Tuesday, February 19, 2013

Small Packages

I think one of the best things about travelling is also the worst. Travelling leads you to meet so many amazing, wonderful, new people from all over the world, with new and strange ideas and cool senses of humor and different directions in life. In this way, travel is awesome. But, at the end of your conversation, what is there? Perhaps an exchange of emails or facebook names, but this person, these people who you could so easily become fast friends with are gone. Leaving people I suddenly care about and want to know more closely truly breaks my heart.

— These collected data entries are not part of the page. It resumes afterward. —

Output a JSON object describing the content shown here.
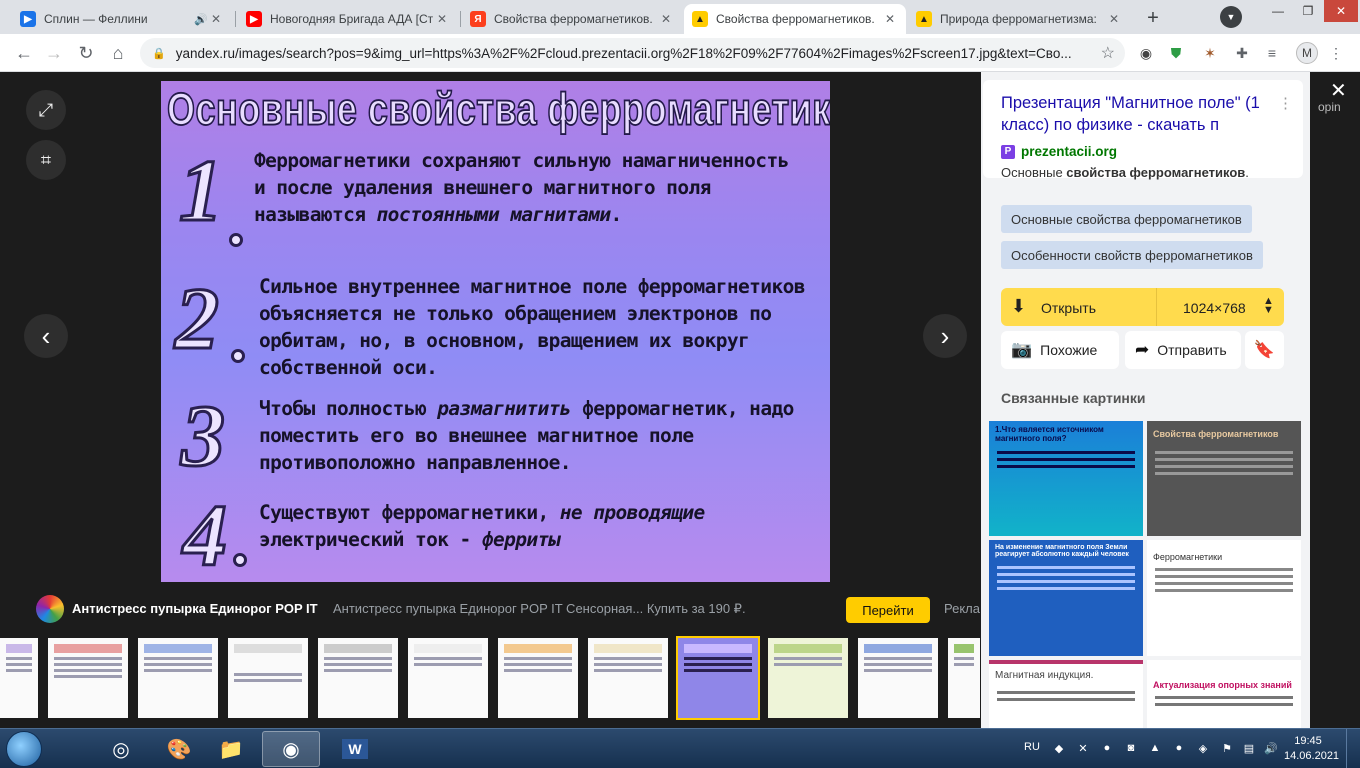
{
  "tabs": [
    {
      "title": "Сплин — Феллини",
      "favicon": "media-icon",
      "color": "#1a73e8",
      "audio": true
    },
    {
      "title": "Новогодняя Бригада АДА [Ст",
      "favicon": "youtube-icon",
      "color": "#ff0000"
    },
    {
      "title": "Свойства ферромагнетиков.",
      "favicon": "yandex-icon",
      "color": "#fc3f1d"
    },
    {
      "title": "Свойства ферромагнетиков.",
      "favicon": "yandex-images-icon",
      "color": "#ffcc00",
      "active": true
    },
    {
      "title": "Природа ферромагнетизма:",
      "favicon": "yandex-images-icon",
      "color": "#ffcc00"
    }
  ],
  "toolbar": {
    "url": "yandex.ru/images/search?pos=9&img_url=https%3A%2F%2Fcloud.prezentacii.org%2F18%2F09%2F77604%2Fimages%2Fscreen17.jpg&text=Сво...",
    "profile_initial": "M"
  },
  "slide": {
    "title": "Основные свойства ферромагнетиков:",
    "items": [
      {
        "num": "1",
        "text_parts": [
          "Ферромагнетики сохраняют сильную намагниченность и после удаления внешнего магнитного поля  называются ",
          "постоянными магнитами",
          "."
        ]
      },
      {
        "num": "2",
        "text_parts": [
          "Сильное внутреннее магнитное поле ферромагнетиков объясняется не только обращением электронов по орбитам, но, в основном, вращением их вокруг собственной оси."
        ]
      },
      {
        "num": "3",
        "text_parts": [
          "Чтобы полностью ",
          "размагнитить",
          " ферромагнетик, надо поместить его во внешнее магнитное поле противоположно направленное."
        ]
      },
      {
        "num": "4",
        "text_parts": [
          "Существуют ферромагнетики, ",
          "не проводящие",
          " электрический ток - ",
          "ферриты",
          ""
        ]
      }
    ]
  },
  "ad": {
    "title": "Антистресс пупырка Единорог POP IT",
    "description": "Антистресс пупырка Единорог POP IT Сенсорная... Купить за 190 ₽.",
    "button": "Перейти",
    "trailing": "Рекла"
  },
  "panel": {
    "card_title": "Презентация \"Магнитное поле\" (1 класс) по физике - скачать п",
    "site": "prezentacii.org",
    "desc_plain": "Основные ",
    "desc_bold": "свойства ферромагнетиков",
    "desc_end": ".",
    "tags": [
      "Основные свойства ферромагнетиков",
      "Особенности свойств ферромагнетиков"
    ],
    "open_label": "Открыть",
    "size_label": "1024×768",
    "similar_label": "Похожие",
    "share_label": "Отправить",
    "related_heading": "Связанные картинки"
  },
  "related": [
    {
      "title": "1.Что является источником магнитного поля?",
      "bg": "#1a6fd4"
    },
    {
      "title": "Свойства ферромагнетиков",
      "bg": "#555555"
    },
    {
      "title": "На изменение магнитного поля Земли реагирует абсолютно каждый человек",
      "bg": "#1f5fbf"
    },
    {
      "title": "Ферромагнетики",
      "bg": "#ffffff"
    },
    {
      "title": "Магнитная индукция.",
      "bg": "#b8356b"
    },
    {
      "title": "Актуализация опорных знаний",
      "bg": "#ffffff"
    }
  ],
  "edge_text": "opin",
  "taskbar": {
    "lang": "RU",
    "time": "19:45",
    "date": "14.06.2021"
  }
}
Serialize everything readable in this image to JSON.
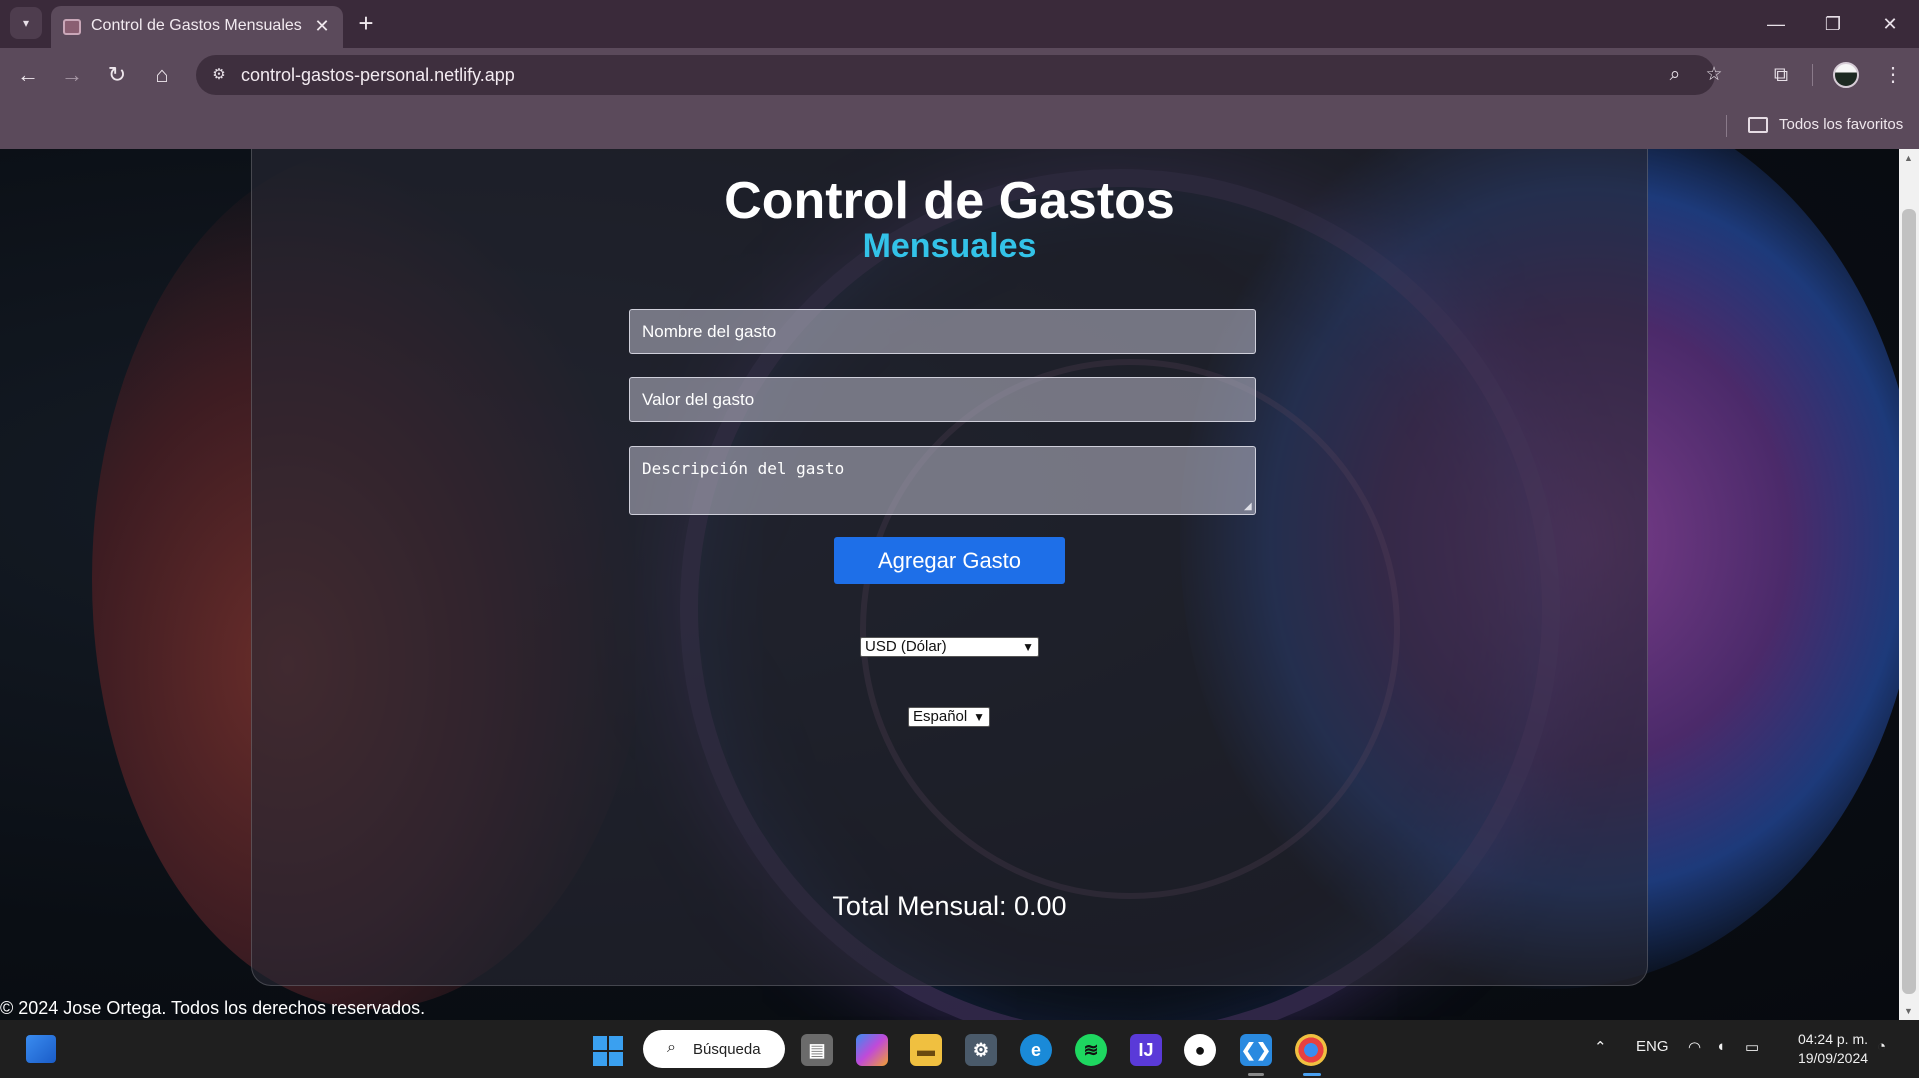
{
  "browser": {
    "tab_title": "Control de Gastos Mensuales",
    "url": "control-gastos-personal.netlify.app",
    "bookmarks_label": "Todos los favoritos"
  },
  "page": {
    "title": "Control de Gastos",
    "subtitle": "Mensuales",
    "name_placeholder": "Nombre del gasto",
    "value_placeholder": "Valor del gasto",
    "description_placeholder": "Descripción del gasto",
    "add_button_label": "Agregar Gasto",
    "currency_selected": "USD (Dólar)",
    "language_selected": "Español",
    "total_label": "Total Mensual: 0.00",
    "footer_text": "© 2024 Jose Ortega. Todos los derechos reservados."
  },
  "taskbar": {
    "search_label": "Búsqueda",
    "language": "ENG",
    "time": "04:24 p. m.",
    "date": "19/09/2024"
  }
}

This is an excerpt from my journal from a few weeks ago when I left the children and volunteers at camp in Chiang Rai. Really though, I think this can be applied to many things. I'm not sure if I have ever mentioned in my blog anything about the two AFS exchange students who I happened to run into a few days before my first day of school... they taught me how to order lunch at the chaotic cafeteria, hugged me when I needed a hug and gave me the advice and encouragement that I needed to be able to realize some things about my own character. My eyes are tearing up while I write this as I remember the day they left... it was almost just like another ordinary day at school except when the final bell rang and we all stood up from our usual seats around the table we could all feel it. This was the last time we would see each other... perhaps forever... or at least, for a very long time. I tried my best not to cry, but of course, I did not succeed. It's now been two months since they left, which seems crazy because looking back, the four months that I knew them was nothing in the scheme of time and life... but I suppose even small things can have a big impact. (Shout out Naomi and Angela, I love you two!) Another example would be English camp, though I stayed with the kids for only two days in my life which is now 6099 days long some of  my most treasured memories were shared with them. I guess my whole point is that sometimes the best presents come in small packages, sometimes seconds can change our lives and sometimes we have to remember to be thankful for what happened rather than sad that it is over.